Was am Anfang etwas gewöhnungsbedürftig war, es gab jede Menge Wasserschlangen. Und die waren wirklich nicht gerade winzig, dafür laut Wiki total ungefährlich! Ich war aber trotzdem skeptisch und untersagte meinen Kindern das Anfassen oder eventuelle Schmuseversuche!
Liebend gerne wäre ich shoppen gegangen. Mit dem Zug in die nächste Stadt gefahren, um zu shoppen oder mit dem Rad am Balaton entlang geradelt, um zu erkunden, wo ich hätte shoppen gehen können. Daraus wurde leider nichts, denn es war einfach viel zu heiß! Stattdessen verbrachte ich meine Zeit schwitzend am Strand und las Buch für Buch, was eigentlich ganz entspannend war. Vor allem mit den leckeren alkoholfreien Cocktails. Die Kinder hatten wir meistens im Blick. Beide trugen auffällige Schirmmützen, die sie nicht abnehmen durften. Auch nicht im Wasser! Das hatte den Grund, weil bei der Masse an Leuten und dann noch im Wasser, sieht jeder Kopf von Weitem gleich aus. So waren wir mit einem Rundblick sofort im Bilde, wo unsere Kinder steckten.
Mit Mister Diabetes am Strand und im Restaurant
Kommen wir zu unserem Familienanhängsel, Mister Diabetes. Anfangs machte ich mir noch Gedanken, wie wir das managen sollten. Doch schon nach dem ersten Tag gingen wir recht entspannt an die Sache heran. Unser Sohn war den ganzen Tag in Bewegung und hat, wie wir alle, nur gefrühstückt und danach hauptsächlich Flüssignahrung zu sich genommen. Wir maßen immer mal wieder den Blutzucker und schlossen die Pumpe an, wenn er mit den Kindern Sandburgen baute oder mit uns an der Bar saß. Auf diese Weise gab es kaum hohe Werte. Gegen 17 Uhr brachen wir auf, um in unserer Ferienwohnung zu Duschen und uns fürs Essengehen fertigzumachen. Die erste Woche probierten wir einige Restaurants aus und in der zweiten Woche, besuchten wir nur noch unsere Favoriten.
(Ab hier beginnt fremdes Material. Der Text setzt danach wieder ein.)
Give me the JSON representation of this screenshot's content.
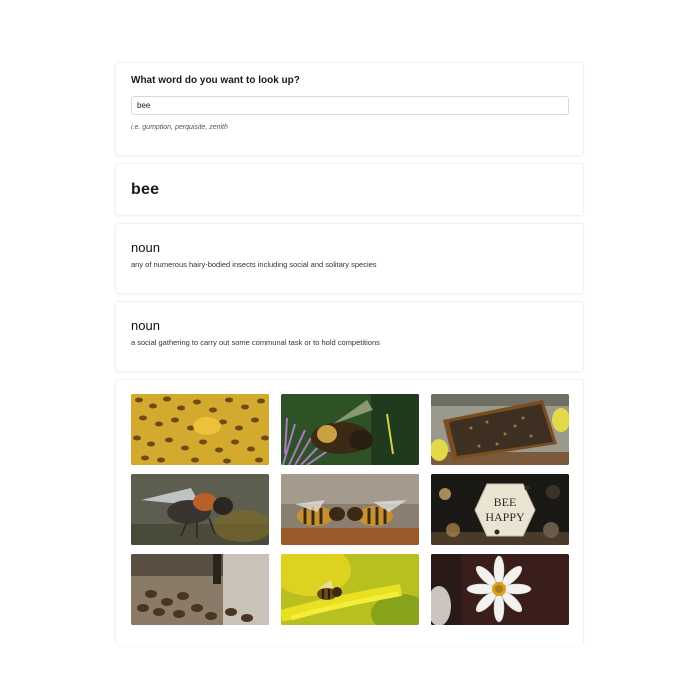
{
  "search": {
    "label": "What word do you want to look up?",
    "value": "bee",
    "hint": "i.e. gumption, perquisite, zenith"
  },
  "word": {
    "title": "bee"
  },
  "definitions": [
    {
      "part_of_speech": "noun",
      "text": "any of numerous hairy-bodied insects including social and solitary species"
    },
    {
      "part_of_speech": "noun",
      "text": "a social gathering to carry out some communal task or to hold competitions"
    }
  ],
  "gallery": {
    "sign_text_line1": "BEE",
    "sign_text_line2": "HAPPY"
  }
}
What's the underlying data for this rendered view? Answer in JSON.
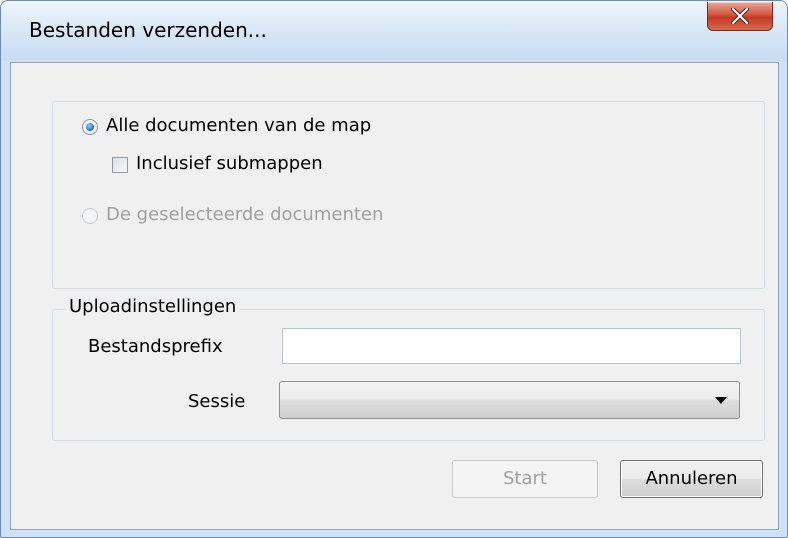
{
  "window": {
    "title": "Bestanden verzenden..."
  },
  "scope": {
    "all_docs_label": "Alle documenten van de map",
    "all_docs_selected": true,
    "include_subfolders_label": "Inclusief submappen",
    "include_subfolders_checked": false,
    "selected_docs_label": "De geselecteerde documenten",
    "selected_docs_enabled": false
  },
  "upload": {
    "group_label": "Uploadinstellingen",
    "prefix_label": "Bestandsprefix",
    "prefix_value": "",
    "session_label": "Sessie",
    "session_value": ""
  },
  "buttons": {
    "start_label": "Start",
    "start_enabled": false,
    "cancel_label": "Annuleren"
  },
  "icons": {
    "close": "close-icon",
    "dropdown": "chevron-down-icon"
  }
}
Die ungarische Küche war wirklich sehr lecker! Unser Sohn hat ordentlich zugelangt und sich durch Vorspeise, Hauptgericht und Nachtisch gefuttert. Meist bestanden die Gerichte aus sehr diabetesfreundlichen Zutaten. Es gab viel Reis, Kartoffeln, Brot zum Gulasch oder Nudeln. So war das Abschätzen eigentlich keine große Sache. Einmal durften die Kinder abends eine Pizza essen. Dazu muss ich kurz erklären, dass Pizza, Pommes und Schnitzel bei einem Restaurantbesuch nicht erlaubt sind. Das hat rein gar nichts mit dem Diabetes zu tun, sondern wir sind der Ansicht, dass wenn man zum Essen ausgeht, dann nicht nur um satt zu werden, sondern um die landestypische Küche kennenzulernen.
Nach dem Essen gingen wir zum unteren Strand, wo ich mindestens zwei Cocktails schlürfte, während die Kinder auf dem Klettergerüst herumturnten. Gegen 22 Uhr langen wir meist schwitzend in unseren Betten und am nächsten Tag ging alles wieder von vorne los.
Zum Schluss
Dieser Familienurlaub war wirklich ganz anders gewesen! Wir hatten einen richtigen Sommer, Sonne, viel Wasser und Strand. Ja es war langweilig, schwitzend stundenlang am Strand zu liegen aber ich und mein Mann waren danach rundherum erholt! Mister Diabetes hat super mitgemacht und uns bis auf einen kleinen Abszess, an der Einstichstelle vom Katheter, keine Probleme bereitet. Trotzdem möchte ich das nächste Mal doch lieber wieder den Familienstandardurlaub. Ich will mich wieder beim Vorzelt aufbauen mit meinem Mann streiten. Ich will Rad fahren, wandern und Sehenswürdigkeiten angucken. Nur das warme Wasser, das werde ich vermissen!
Dieses Jahr haben wir nicht gerade einen Jahrhundertsommer, doch egal wo Ihr auch seid, ich wünsche Euch eine erholsame Zeit und natürlich allseits gute Werte!